National Disability Employment Awareness Month (NDEAM) takes place every October, so it’s a good time to place a spotlight on the contributions that workers with disabilities can make to the workforce and highlight the requirements of workplace inclusivity.
Employers must provide employees with inclusive workplaces that are free from discrimination, intimidation, and harassment. Without proper information, management techniques, and training, a workplace can become an environment that gives rise to unfair and even unlawful employment practices.
The Requirements of Inclusive Workplaces
The meaning of diversity in the workplace changed dramatically with the passage of Title VII of the Civil Rights Act of 1964, one of the earliest nondiscrimination laws. This legislation specifically refers to discrimination based on sex, race, color, religion, and national origin. In later years, the meaning of diversity has expanded to include many other characteristics, including age, gender identity, sexual orientation, pregnancy, and disability.
The five major federal laws that protect individuals with disabilities from discrimination in employment and the job application process include:
- The Americans with Disabilities Act (ADA)
- The Rehabilitation Act
- The Civil Service Reform Act
- The Workforce Innovation and Opportunity Act
- The Vietnam Era Veterans’ Readjustment Assistance Act
These laws all share the same fundamental goal: to remove any barriers to employment faced by people with disabilities. But, not all of these laws will apply to every employer. Which law applies will depend on whether the employer is in the private or public sector, whether they accept federal contracts, and how many employees they have.
Also, many states have anti-discrimination laws that provide additional protections for individuals with disabilities.
Disability Discrimination in the Workplace
According to the American Bar Association’s Commission on Disability Rights, people with disabilities are woefully underrepresented in the workforce. While 68.2% of people without disabilities are employed, just 20.8% of people with disabilities are participating in the workforce.
While discrimination in the workplace isn’t the only reason for this underrepresentation, it is a major contributor to these numbers. Disability discrimination refers to treating an individual differently due to a disability, perceived disability, or association with a disabled person. Some examples of this could include:
- Making decisions related to recruitment, hiring, firing, promotions, job assignments, layoffs, leave, pay, or benefits based on mental or physical disabilities.
- Asking a job applicant about past or current medical conditions or requiring a medical exam for employment.
- Harassing employees based on their disability.
- Maintaining or creating a work environment that would physically limit the movement of people with disabilities.
- Declining to provide reasonable accommodations to a worker with mental or physical disabilities.
If an employee or job applicant believes that you’ve violated their rights, they have recourse. They might file an internal complaint, which is the first sign that you might not have an inclusive workplace. Other possibilities are a charge of discrimination—filed with the federal Equal Employment Opportunity Commission (EEOC) or similar state agency—and a subsequent lawsuit.
Placing Focus on Workplace Inclusivity
Whether it is National Disability Awareness Month or not, employers should make inclusion in the workplace a priority. According to EARN, a disability inclusion resource for employers funded by the Department of Labor, some of the common characteristics of disability-inclusive businesses are:
1. Fosters an Inclusive Business Culture
An organization’s commitment to inclusion should begin at the highest levels of leadership and extend to the front lines. Company leaders should adopt formal expressions of intent related to recruiting, hiring, and retaining qualified workers with disabilities.

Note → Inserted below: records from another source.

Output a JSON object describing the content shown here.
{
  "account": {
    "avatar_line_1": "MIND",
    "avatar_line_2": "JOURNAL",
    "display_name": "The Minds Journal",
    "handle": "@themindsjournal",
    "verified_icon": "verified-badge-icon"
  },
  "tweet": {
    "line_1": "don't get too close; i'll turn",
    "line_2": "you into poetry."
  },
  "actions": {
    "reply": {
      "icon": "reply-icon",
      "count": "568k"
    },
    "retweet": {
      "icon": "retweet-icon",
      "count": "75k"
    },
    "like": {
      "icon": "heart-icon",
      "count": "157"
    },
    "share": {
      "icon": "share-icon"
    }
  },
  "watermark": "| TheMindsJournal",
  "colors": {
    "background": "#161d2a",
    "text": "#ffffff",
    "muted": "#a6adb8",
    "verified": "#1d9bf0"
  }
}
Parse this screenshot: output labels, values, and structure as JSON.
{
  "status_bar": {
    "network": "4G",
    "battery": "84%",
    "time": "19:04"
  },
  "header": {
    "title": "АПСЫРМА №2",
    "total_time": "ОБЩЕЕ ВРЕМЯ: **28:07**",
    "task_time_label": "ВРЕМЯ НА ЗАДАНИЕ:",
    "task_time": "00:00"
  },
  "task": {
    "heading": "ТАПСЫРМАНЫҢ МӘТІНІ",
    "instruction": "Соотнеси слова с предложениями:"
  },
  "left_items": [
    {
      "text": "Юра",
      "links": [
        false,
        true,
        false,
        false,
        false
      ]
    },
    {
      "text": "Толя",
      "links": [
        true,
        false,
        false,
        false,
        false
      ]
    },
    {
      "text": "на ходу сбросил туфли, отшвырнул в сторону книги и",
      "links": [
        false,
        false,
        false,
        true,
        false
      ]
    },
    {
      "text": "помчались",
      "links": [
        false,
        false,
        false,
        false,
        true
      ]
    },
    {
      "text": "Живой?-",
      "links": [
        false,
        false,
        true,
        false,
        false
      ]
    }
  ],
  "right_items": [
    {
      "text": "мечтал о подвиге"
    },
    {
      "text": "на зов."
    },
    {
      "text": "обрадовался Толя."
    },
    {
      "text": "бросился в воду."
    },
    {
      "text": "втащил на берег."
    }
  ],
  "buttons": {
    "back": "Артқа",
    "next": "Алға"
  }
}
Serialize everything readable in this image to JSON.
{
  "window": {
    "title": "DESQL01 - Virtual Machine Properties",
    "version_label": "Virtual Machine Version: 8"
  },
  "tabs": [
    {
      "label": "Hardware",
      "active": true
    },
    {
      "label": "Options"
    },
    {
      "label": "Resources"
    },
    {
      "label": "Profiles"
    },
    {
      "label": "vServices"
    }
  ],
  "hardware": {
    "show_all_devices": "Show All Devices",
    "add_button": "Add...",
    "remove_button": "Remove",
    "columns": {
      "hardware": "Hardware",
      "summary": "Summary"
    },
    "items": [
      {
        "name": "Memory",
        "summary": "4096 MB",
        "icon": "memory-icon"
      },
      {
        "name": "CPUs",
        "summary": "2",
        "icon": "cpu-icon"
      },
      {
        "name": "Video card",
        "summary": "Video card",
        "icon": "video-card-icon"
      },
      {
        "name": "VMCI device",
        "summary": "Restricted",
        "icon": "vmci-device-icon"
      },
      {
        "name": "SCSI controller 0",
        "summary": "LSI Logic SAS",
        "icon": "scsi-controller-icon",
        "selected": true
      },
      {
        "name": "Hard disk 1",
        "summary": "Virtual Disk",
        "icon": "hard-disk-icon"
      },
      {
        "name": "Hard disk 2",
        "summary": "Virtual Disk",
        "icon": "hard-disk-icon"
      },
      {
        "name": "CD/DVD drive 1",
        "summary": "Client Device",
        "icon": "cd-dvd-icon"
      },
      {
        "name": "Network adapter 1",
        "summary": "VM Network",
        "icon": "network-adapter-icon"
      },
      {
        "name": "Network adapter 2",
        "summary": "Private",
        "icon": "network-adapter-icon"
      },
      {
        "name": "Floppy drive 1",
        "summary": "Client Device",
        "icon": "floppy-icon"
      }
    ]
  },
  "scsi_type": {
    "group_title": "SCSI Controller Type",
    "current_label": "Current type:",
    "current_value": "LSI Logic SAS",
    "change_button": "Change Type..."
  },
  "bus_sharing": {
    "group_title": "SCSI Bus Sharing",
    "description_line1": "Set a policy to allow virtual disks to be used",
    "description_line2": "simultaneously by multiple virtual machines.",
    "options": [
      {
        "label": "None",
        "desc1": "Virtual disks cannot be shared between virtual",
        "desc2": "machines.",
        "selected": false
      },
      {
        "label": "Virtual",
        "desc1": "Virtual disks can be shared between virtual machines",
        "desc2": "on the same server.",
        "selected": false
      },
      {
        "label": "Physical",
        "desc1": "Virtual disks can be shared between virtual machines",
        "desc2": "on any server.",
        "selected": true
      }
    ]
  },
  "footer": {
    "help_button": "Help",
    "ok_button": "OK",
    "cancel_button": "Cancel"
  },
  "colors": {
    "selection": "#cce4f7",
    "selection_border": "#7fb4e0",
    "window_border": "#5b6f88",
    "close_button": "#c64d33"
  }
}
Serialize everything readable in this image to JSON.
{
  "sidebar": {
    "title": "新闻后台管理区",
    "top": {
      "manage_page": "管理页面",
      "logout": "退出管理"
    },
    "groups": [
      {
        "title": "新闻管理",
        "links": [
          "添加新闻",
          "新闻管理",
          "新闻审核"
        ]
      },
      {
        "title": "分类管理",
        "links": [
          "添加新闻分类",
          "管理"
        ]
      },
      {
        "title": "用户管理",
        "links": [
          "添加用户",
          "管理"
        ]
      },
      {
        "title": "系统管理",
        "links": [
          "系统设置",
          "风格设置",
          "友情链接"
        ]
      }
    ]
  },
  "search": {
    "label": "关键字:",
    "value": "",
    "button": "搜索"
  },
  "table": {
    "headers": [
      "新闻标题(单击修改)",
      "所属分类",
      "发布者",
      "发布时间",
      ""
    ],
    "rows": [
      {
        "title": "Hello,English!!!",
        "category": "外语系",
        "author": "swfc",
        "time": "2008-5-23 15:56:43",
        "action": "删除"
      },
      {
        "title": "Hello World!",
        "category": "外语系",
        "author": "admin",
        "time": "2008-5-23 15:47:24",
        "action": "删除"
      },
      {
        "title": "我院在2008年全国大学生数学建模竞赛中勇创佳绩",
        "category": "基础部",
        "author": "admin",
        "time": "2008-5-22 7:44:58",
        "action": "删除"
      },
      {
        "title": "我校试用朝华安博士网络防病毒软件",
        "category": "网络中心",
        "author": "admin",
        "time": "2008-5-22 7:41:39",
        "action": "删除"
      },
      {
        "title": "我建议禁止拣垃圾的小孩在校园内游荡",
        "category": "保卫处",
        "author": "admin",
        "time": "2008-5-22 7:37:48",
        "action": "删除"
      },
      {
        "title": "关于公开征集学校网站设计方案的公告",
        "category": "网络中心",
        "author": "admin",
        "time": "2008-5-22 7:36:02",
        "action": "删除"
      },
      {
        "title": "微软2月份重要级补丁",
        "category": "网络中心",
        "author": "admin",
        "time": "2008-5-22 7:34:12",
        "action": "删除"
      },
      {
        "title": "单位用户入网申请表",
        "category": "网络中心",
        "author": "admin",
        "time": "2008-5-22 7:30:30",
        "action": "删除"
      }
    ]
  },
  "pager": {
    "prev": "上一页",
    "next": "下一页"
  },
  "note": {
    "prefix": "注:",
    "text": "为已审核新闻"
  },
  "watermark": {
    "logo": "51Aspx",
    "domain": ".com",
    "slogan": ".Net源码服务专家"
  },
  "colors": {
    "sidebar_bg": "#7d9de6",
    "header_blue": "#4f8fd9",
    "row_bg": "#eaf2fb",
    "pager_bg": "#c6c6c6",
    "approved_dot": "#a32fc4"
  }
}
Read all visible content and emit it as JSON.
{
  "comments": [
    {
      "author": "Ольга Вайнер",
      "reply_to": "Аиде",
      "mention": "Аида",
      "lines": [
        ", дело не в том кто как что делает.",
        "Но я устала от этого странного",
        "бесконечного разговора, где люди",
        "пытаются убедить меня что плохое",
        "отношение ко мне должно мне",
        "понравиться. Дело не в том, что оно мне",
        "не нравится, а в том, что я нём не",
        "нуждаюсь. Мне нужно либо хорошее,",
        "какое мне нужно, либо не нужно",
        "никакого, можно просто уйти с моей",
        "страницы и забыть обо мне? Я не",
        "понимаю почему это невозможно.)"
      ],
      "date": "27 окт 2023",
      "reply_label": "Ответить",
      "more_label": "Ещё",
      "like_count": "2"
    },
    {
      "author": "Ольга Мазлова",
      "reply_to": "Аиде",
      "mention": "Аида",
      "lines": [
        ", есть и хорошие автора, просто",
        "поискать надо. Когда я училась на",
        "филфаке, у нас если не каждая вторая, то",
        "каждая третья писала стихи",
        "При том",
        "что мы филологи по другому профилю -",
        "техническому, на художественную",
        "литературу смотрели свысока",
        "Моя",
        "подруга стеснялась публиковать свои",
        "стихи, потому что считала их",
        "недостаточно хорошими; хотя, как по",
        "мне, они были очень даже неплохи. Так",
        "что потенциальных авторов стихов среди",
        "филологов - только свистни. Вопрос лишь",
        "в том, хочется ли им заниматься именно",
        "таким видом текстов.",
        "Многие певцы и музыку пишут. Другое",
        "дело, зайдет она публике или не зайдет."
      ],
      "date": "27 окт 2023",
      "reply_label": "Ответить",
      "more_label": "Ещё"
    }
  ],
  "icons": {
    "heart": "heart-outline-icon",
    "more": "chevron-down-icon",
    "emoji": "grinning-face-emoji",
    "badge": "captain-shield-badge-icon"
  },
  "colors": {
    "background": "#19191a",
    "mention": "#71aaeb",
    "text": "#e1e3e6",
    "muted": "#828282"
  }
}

2. Promotes Disability-Inclusive Talent Acquisition and Retention
Companies can create outreach programs to build a pipeline of qualified job candidates. Companies must review processes and policies across the employment lifecycle to ensure they promote instead of impeding recruiting, hiring, and retaining employees with disabilities.
3. Provides Accommodations to Employees with Disabilities
When an employee with a disability needs a “reasonable accommodation” to perform their job, federal law outlines the employers’ obligations to provide these.
4. Ensures Communication of Internal and External Policies
An employer must communicate its commitment to having a diverse and inclusive work environment to both internal (vendors, subcontractors, employees) and external customers.
5. Promotes Self-Identification and Accountability
To ensure that policies, procedures, and practices are having the desired effect of enhancing employment opportunities for people with disabilities, tracking is necessary. Businesses should establish training programs, procedures for self-identification, accountability measures, and designated responsible individuals.
The vast majority of employers provide equal opportunities to job applicants and staff and fulfill their obligations through a commitment to fair employment practices. These activities shouldn’t be limited to October but should permeate every level of any organization’s operations.